In China, there has been a persistent upward trend in the incidence and mortality rates of colorectal cancer (CRC), with CRC ranking second in incidence and fifth in mortality among all malignant tumors. Although circular RNAs (circRNAs) have been implicated in the progression of various cancers, their specific role in CRC progression remains largely unexplored. The objective of this study was to elucidate the role and underlying mechanisms of circXRN2 in CRC. Differential expression of circXRN2 was identified through whole transcriptome sequencing.
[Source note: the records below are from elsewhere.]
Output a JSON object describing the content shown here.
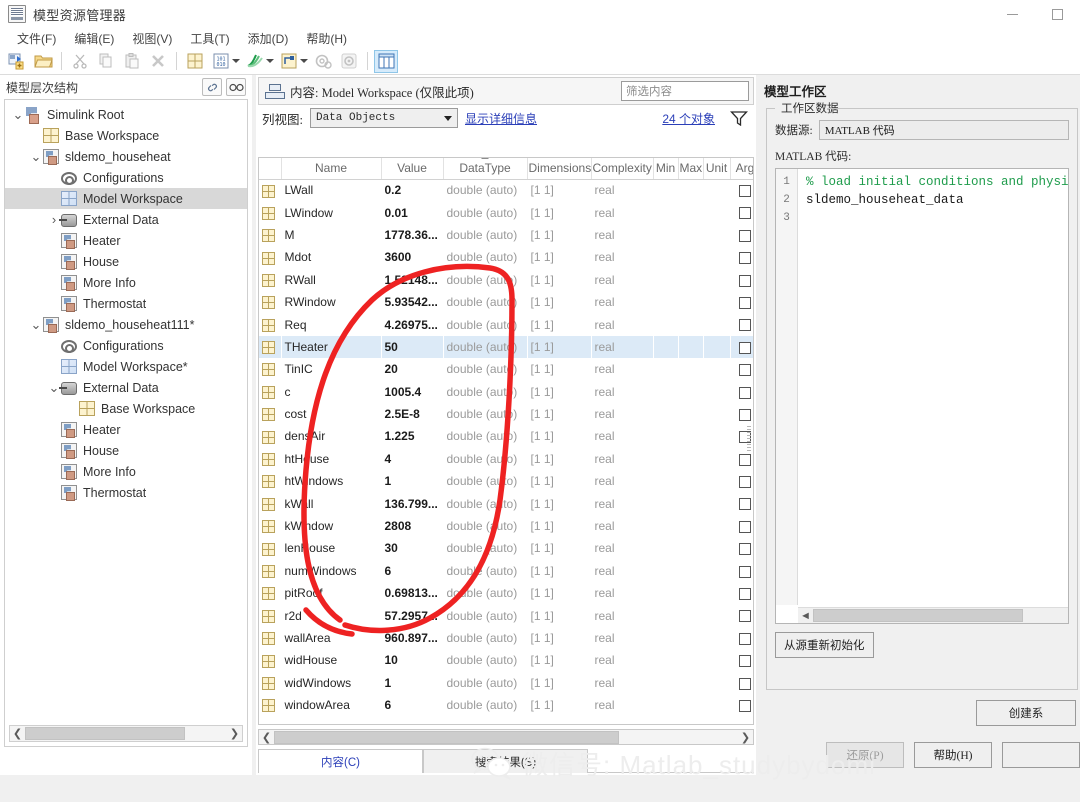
{
  "window": {
    "title": "模型资源管理器",
    "icon": "app-window-icon",
    "minimize": "−",
    "maximize": "□"
  },
  "menubar": {
    "items": [
      {
        "label": "文件(F)",
        "name": "menu-file"
      },
      {
        "label": "编辑(E)",
        "name": "menu-edit"
      },
      {
        "label": "视图(V)",
        "name": "menu-view"
      },
      {
        "label": "工具(T)",
        "name": "menu-tools"
      },
      {
        "label": "添加(D)",
        "name": "menu-add"
      },
      {
        "label": "帮助(H)",
        "name": "menu-help"
      }
    ]
  },
  "toolbar": {
    "buttons": [
      {
        "icon": "new-model-icon",
        "enabled": true
      },
      {
        "icon": "open-folder-icon",
        "enabled": true
      },
      {
        "icon": "cut-icon",
        "enabled": false
      },
      {
        "icon": "copy-icon",
        "enabled": false
      },
      {
        "icon": "paste-icon",
        "enabled": false
      },
      {
        "icon": "delete-icon",
        "enabled": false
      },
      {
        "icon": "add-parameter-icon",
        "enabled": true
      },
      {
        "icon": "add-data-icon",
        "enabled": true
      },
      {
        "icon": "add-signal-icon",
        "enabled": true
      },
      {
        "icon": "add-bus-icon",
        "enabled": true
      },
      {
        "icon": "configuration-icon",
        "enabled": false
      },
      {
        "icon": "settings-gear-icon",
        "enabled": false
      },
      {
        "icon": "column-view-icon",
        "enabled": true,
        "active": true
      }
    ]
  },
  "left_panel": {
    "header": "模型层次结构",
    "header_icons": [
      "link-icon",
      "glasses-icon"
    ],
    "tree": [
      {
        "label": "Simulink Root",
        "indent": 0,
        "twisty": "down",
        "icon": "simulink-root-icon",
        "selected": false
      },
      {
        "label": "Base Workspace",
        "indent": 1,
        "twisty": "",
        "icon": "workspace-grid-icon",
        "selected": false
      },
      {
        "label": "sldemo_househeat",
        "indent": 1,
        "twisty": "down",
        "icon": "model-icon",
        "selected": false
      },
      {
        "label": "Configurations",
        "indent": 2,
        "twisty": "",
        "icon": "configurations-icon",
        "selected": false
      },
      {
        "label": "Model Workspace",
        "indent": 2,
        "twisty": "",
        "icon": "model-workspace-icon",
        "selected": true
      },
      {
        "label": "External Data",
        "indent": 2,
        "twisty": "right",
        "icon": "external-data-icon",
        "selected": false
      },
      {
        "label": "Heater",
        "indent": 2,
        "twisty": "",
        "icon": "subsystem-icon",
        "selected": false
      },
      {
        "label": "House",
        "indent": 2,
        "twisty": "",
        "icon": "subsystem-icon",
        "selected": false
      },
      {
        "label": "More Info",
        "indent": 2,
        "twisty": "",
        "icon": "subsystem-icon",
        "selected": false
      },
      {
        "label": "Thermostat",
        "indent": 2,
        "twisty": "",
        "icon": "subsystem-icon",
        "selected": false
      },
      {
        "label": "sldemo_househeat111*",
        "indent": 1,
        "twisty": "down",
        "icon": "model-icon",
        "selected": false
      },
      {
        "label": "Configurations",
        "indent": 2,
        "twisty": "",
        "icon": "configurations-icon",
        "selected": false
      },
      {
        "label": "Model Workspace*",
        "indent": 2,
        "twisty": "",
        "icon": "model-workspace-icon",
        "selected": false
      },
      {
        "label": "External Data",
        "indent": 2,
        "twisty": "down",
        "icon": "external-data-icon",
        "selected": false
      },
      {
        "label": "Base Workspace",
        "indent": 3,
        "twisty": "",
        "icon": "workspace-grid-icon",
        "selected": false
      },
      {
        "label": "Heater",
        "indent": 2,
        "twisty": "",
        "icon": "subsystem-icon",
        "selected": false
      },
      {
        "label": "House",
        "indent": 2,
        "twisty": "",
        "icon": "subsystem-icon",
        "selected": false
      },
      {
        "label": "More Info",
        "indent": 2,
        "twisty": "",
        "icon": "subsystem-icon",
        "selected": false
      },
      {
        "label": "Thermostat",
        "indent": 2,
        "twisty": "",
        "icon": "subsystem-icon",
        "selected": false
      }
    ]
  },
  "mid_panel": {
    "contents_label": "内容: Model Workspace (仅限此项)",
    "filter_placeholder": "筛选内容",
    "filter_value": "",
    "column_view_label": "列视图:",
    "column_view_value": "Data Objects",
    "show_details_link": "显示详细信息",
    "object_count": "24 个对象",
    "filter_icon": "funnel-icon",
    "columns": [
      "Name",
      "Value",
      "DataType",
      "Dimensions",
      "Complexity",
      "Min",
      "Max",
      "Unit",
      "Arg"
    ],
    "sorted_column": "DataType",
    "rows": [
      {
        "name": "LWall",
        "value": "0.2",
        "datatype": "double (auto)",
        "dimensions": "[1 1]",
        "complexity": "real",
        "min": "",
        "max": "",
        "unit": "",
        "arg": false,
        "selected": false
      },
      {
        "name": "LWindow",
        "value": "0.01",
        "datatype": "double (auto)",
        "dimensions": "[1 1]",
        "complexity": "real",
        "min": "",
        "max": "",
        "unit": "",
        "arg": false,
        "selected": false
      },
      {
        "name": "M",
        "value": "1778.36...",
        "datatype": "double (auto)",
        "dimensions": "[1 1]",
        "complexity": "real",
        "min": "",
        "max": "",
        "unit": "",
        "arg": false,
        "selected": false
      },
      {
        "name": "Mdot",
        "value": "3600",
        "datatype": "double (auto)",
        "dimensions": "[1 1]",
        "complexity": "real",
        "min": "",
        "max": "",
        "unit": "",
        "arg": false,
        "selected": false
      },
      {
        "name": "RWall",
        "value": "1.52148...",
        "datatype": "double (auto)",
        "dimensions": "[1 1]",
        "complexity": "real",
        "min": "",
        "max": "",
        "unit": "",
        "arg": false,
        "selected": false
      },
      {
        "name": "RWindow",
        "value": "5.93542...",
        "datatype": "double (auto)",
        "dimensions": "[1 1]",
        "complexity": "real",
        "min": "",
        "max": "",
        "unit": "",
        "arg": false,
        "selected": false
      },
      {
        "name": "Req",
        "value": "4.26975...",
        "datatype": "double (auto)",
        "dimensions": "[1 1]",
        "complexity": "real",
        "min": "",
        "max": "",
        "unit": "",
        "arg": false,
        "selected": false
      },
      {
        "name": "THeater",
        "value": "50",
        "datatype": "double (auto)",
        "dimensions": "[1 1]",
        "complexity": "real",
        "min": "",
        "max": "",
        "unit": "",
        "arg": false,
        "selected": true
      },
      {
        "name": "TinIC",
        "value": "20",
        "datatype": "double (auto)",
        "dimensions": "[1 1]",
        "complexity": "real",
        "min": "",
        "max": "",
        "unit": "",
        "arg": false,
        "selected": false
      },
      {
        "name": "c",
        "value": "1005.4",
        "datatype": "double (auto)",
        "dimensions": "[1 1]",
        "complexity": "real",
        "min": "",
        "max": "",
        "unit": "",
        "arg": false,
        "selected": false
      },
      {
        "name": "cost",
        "value": "2.5E-8",
        "datatype": "double (auto)",
        "dimensions": "[1 1]",
        "complexity": "real",
        "min": "",
        "max": "",
        "unit": "",
        "arg": false,
        "selected": false
      },
      {
        "name": "densAir",
        "value": "1.225",
        "datatype": "double (auto)",
        "dimensions": "[1 1]",
        "complexity": "real",
        "min": "",
        "max": "",
        "unit": "",
        "arg": false,
        "selected": false
      },
      {
        "name": "htHouse",
        "value": "4",
        "datatype": "double (auto)",
        "dimensions": "[1 1]",
        "complexity": "real",
        "min": "",
        "max": "",
        "unit": "",
        "arg": false,
        "selected": false
      },
      {
        "name": "htWindows",
        "value": "1",
        "datatype": "double (auto)",
        "dimensions": "[1 1]",
        "complexity": "real",
        "min": "",
        "max": "",
        "unit": "",
        "arg": false,
        "selected": false
      },
      {
        "name": "kWall",
        "value": "136.799...",
        "datatype": "double (auto)",
        "dimensions": "[1 1]",
        "complexity": "real",
        "min": "",
        "max": "",
        "unit": "",
        "arg": false,
        "selected": false
      },
      {
        "name": "kWindow",
        "value": "2808",
        "datatype": "double (auto)",
        "dimensions": "[1 1]",
        "complexity": "real",
        "min": "",
        "max": "",
        "unit": "",
        "arg": false,
        "selected": false
      },
      {
        "name": "lenHouse",
        "value": "30",
        "datatype": "double (auto)",
        "dimensions": "[1 1]",
        "complexity": "real",
        "min": "",
        "max": "",
        "unit": "",
        "arg": false,
        "selected": false
      },
      {
        "name": "numWindows",
        "value": "6",
        "datatype": "double (auto)",
        "dimensions": "[1 1]",
        "complexity": "real",
        "min": "",
        "max": "",
        "unit": "",
        "arg": false,
        "selected": false
      },
      {
        "name": "pitRoof",
        "value": "0.69813...",
        "datatype": "double (auto)",
        "dimensions": "[1 1]",
        "complexity": "real",
        "min": "",
        "max": "",
        "unit": "",
        "arg": false,
        "selected": false
      },
      {
        "name": "r2d",
        "value": "57.2957...",
        "datatype": "double (auto)",
        "dimensions": "[1 1]",
        "complexity": "real",
        "min": "",
        "max": "",
        "unit": "",
        "arg": false,
        "selected": false
      },
      {
        "name": "wallArea",
        "value": "960.897...",
        "datatype": "double (auto)",
        "dimensions": "[1 1]",
        "complexity": "real",
        "min": "",
        "max": "",
        "unit": "",
        "arg": false,
        "selected": false
      },
      {
        "name": "widHouse",
        "value": "10",
        "datatype": "double (auto)",
        "dimensions": "[1 1]",
        "complexity": "real",
        "min": "",
        "max": "",
        "unit": "",
        "arg": false,
        "selected": false
      },
      {
        "name": "widWindows",
        "value": "1",
        "datatype": "double (auto)",
        "dimensions": "[1 1]",
        "complexity": "real",
        "min": "",
        "max": "",
        "unit": "",
        "arg": false,
        "selected": false
      },
      {
        "name": "windowArea",
        "value": "6",
        "datatype": "double (auto)",
        "dimensions": "[1 1]",
        "complexity": "real",
        "min": "",
        "max": "",
        "unit": "",
        "arg": false,
        "selected": false
      }
    ],
    "tabs": [
      {
        "label": "内容(C)",
        "active": true
      },
      {
        "label": "搜索结果(S)",
        "active": false
      }
    ]
  },
  "right_panel": {
    "title": "模型工作区",
    "group_legend": "工作区数据",
    "data_source_label": "数据源:",
    "data_source_value": "MATLAB 代码",
    "code_label": "MATLAB 代码:",
    "code_lines": [
      {
        "no": "1",
        "text": "% load initial conditions and physi",
        "kind": "comment"
      },
      {
        "no": "2",
        "text": "",
        "kind": "code"
      },
      {
        "no": "3",
        "text": "sldemo_househeat_data",
        "kind": "code"
      }
    ],
    "reinit_button": "从源重新初始化",
    "create_button": "创建系",
    "footer_buttons": [
      {
        "label": "还原(P)",
        "enabled": false
      },
      {
        "label": "帮助(H)",
        "enabled": true
      },
      {
        "label": "",
        "enabled": true
      }
    ]
  },
  "watermark": {
    "text": "微信号: Matlab_studybydomi",
    "logo": "wechat-icon"
  },
  "annotation": {
    "color": "#ee2222",
    "description": "hand-drawn red loop circling the Name and Value columns"
  },
  "colors": {
    "accent_link": "#2b3fb8",
    "selection": "#dceaf7",
    "tree_selection": "#d8d8d8",
    "annotation_red": "#ee2222",
    "comment_green": "#1f9c4c"
  }
}
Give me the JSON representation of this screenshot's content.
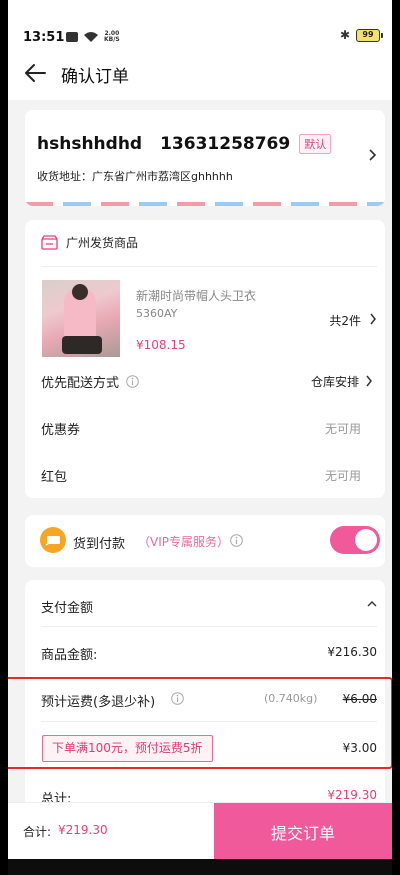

The expression levels of circXRN2 and miR-149-5p were quantified in CRC tissues, corresponding adjacent normal tissues, and CRC cell lines using quantitative reverse transcription-polymerase chain reaction (qRT-PCR). The stability of circXRN2 was confirmed through RNase R and actinomycin D experiments. The binding interaction between circXRN2 and miR-149-5p was validated through RNA pull-down, RNA immunoprecipitation, and dual-luciferase assays. The biological functions of circXRN2 were assessed through a battery of in vitro experiments, including the CCK-8 assay, EdU assay, scratch assay, Transwell assay, and flow cytometry assay. Additionally, in vivo experiments involving a tumor transplantation model and a liver-lung metastasis model were conducted. The influence of circXRN2 on the expression of epithelial–mesenchymal transition (EMT)-related genes was determined via Western blotting analysis. In CRC tissues and cells, there was an upregulation in the expression levels of both circXRN2 and ENC1, while miR-149-5p exhibited a downregulation in its expression. The overexpression of circXRN2 was found to enhance tumor proliferation and metastasis, as evidenced by results from both in vitro and in vivo experiments. Functionally, circXRN2 exerted its antitumor effect by suppressing cell proliferation, migration, and invasion while also promoting apoptosis. Mechanistically, the dysregulated expression of circXRN2 had an impact on the expression of proteins within the EMT signaling pathway. Our results demonstrated that circXRN2 promoted the proliferation and metastasis of CRC cells through the miR-149-5p/ENC1/EMT axis, suggesting that circXRN2 might serve as a potential therapeutic target and novel biomarker in the progression of CRC.